SPIEGEL ONLINE: What can Europe contribute to resolving this problem. What about further development of the European social model?

Cohn-Bendit: Nothing -- in the short term. In the long term, however, Europe must compare the various integration strategies in individual member states [of the European Union]. We will then discover that every European education system has failed in countries with high levels of immigration. Whether you look at England, France, Belgium or Germany -- all these countries have school systems that essentially exclude the children of immigrants. This is where the Europeans ought to start. 

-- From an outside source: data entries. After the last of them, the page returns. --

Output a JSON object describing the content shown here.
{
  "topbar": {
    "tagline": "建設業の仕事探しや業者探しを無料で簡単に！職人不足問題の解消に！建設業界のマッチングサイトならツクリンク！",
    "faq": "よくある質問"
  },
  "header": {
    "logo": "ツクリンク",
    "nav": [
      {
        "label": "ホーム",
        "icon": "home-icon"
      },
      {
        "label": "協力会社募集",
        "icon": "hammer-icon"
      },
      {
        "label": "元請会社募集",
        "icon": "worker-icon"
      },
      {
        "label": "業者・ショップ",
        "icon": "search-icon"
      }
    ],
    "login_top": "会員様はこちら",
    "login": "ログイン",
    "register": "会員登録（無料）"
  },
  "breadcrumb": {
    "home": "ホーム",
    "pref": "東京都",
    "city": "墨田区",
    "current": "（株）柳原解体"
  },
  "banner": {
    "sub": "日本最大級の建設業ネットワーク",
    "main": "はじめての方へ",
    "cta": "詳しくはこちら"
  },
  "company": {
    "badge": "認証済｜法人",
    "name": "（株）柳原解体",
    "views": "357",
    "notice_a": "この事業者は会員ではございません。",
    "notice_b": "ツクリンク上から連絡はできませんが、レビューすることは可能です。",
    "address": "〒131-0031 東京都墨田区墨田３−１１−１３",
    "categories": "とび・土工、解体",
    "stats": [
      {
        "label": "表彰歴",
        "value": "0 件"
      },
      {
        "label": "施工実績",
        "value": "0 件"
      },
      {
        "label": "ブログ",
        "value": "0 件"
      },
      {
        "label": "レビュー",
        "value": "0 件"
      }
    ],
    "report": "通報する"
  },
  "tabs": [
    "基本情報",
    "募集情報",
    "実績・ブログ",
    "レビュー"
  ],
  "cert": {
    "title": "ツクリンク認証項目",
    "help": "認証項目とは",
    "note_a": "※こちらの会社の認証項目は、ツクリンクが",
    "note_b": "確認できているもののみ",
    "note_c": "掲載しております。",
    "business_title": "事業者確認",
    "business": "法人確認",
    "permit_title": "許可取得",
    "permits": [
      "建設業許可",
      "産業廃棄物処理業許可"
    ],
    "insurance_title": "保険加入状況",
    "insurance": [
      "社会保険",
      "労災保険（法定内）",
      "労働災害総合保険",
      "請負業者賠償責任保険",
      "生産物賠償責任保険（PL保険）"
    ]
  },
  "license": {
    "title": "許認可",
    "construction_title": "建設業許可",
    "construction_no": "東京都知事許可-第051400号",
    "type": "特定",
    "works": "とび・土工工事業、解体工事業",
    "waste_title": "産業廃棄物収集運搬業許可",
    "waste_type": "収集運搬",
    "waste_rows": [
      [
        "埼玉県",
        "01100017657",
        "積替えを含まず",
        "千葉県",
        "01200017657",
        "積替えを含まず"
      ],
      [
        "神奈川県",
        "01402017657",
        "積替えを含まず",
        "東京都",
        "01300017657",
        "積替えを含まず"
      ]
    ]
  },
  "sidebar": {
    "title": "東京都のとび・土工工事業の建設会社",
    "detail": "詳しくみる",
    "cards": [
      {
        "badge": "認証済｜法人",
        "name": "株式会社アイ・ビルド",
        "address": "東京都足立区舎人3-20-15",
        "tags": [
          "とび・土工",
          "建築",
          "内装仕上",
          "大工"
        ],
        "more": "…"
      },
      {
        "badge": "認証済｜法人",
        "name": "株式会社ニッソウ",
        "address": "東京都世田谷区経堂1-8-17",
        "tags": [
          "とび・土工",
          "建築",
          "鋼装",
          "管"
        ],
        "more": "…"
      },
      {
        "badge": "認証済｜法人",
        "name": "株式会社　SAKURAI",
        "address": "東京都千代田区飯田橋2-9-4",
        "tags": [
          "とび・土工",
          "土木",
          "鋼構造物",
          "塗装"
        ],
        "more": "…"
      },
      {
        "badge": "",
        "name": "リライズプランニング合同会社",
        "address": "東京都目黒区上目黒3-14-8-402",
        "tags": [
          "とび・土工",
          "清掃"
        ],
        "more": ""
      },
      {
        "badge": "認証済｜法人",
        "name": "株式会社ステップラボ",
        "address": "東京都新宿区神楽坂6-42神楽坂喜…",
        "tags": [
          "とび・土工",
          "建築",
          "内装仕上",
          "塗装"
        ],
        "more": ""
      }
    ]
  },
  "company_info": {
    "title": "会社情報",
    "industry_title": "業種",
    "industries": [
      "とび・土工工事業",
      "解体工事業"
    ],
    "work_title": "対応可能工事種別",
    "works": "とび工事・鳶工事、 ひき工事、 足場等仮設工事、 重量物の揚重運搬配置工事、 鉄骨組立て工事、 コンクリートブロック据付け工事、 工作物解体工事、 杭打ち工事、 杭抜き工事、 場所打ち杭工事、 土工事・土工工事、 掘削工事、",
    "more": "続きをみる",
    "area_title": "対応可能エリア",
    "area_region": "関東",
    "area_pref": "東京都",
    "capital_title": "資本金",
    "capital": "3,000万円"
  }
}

SPIEGEL ONLINE: You mentioned the differences between France and Germany. Complaints about ghettoization and parallel societies have also surfaced in Germany. Could Germany experience a similar outbreak of violence?

Cohn-Bendit: I believe that if it comes to these kinds of conflicts in Germany, the violence would not be as great. We would certainly see a significant amount of violence and disruption, but there just isn't as much explosiveness in Germany to begin with. As I've always said, Berlin-Kreuzberg is an island of contentment compared to what exists in France.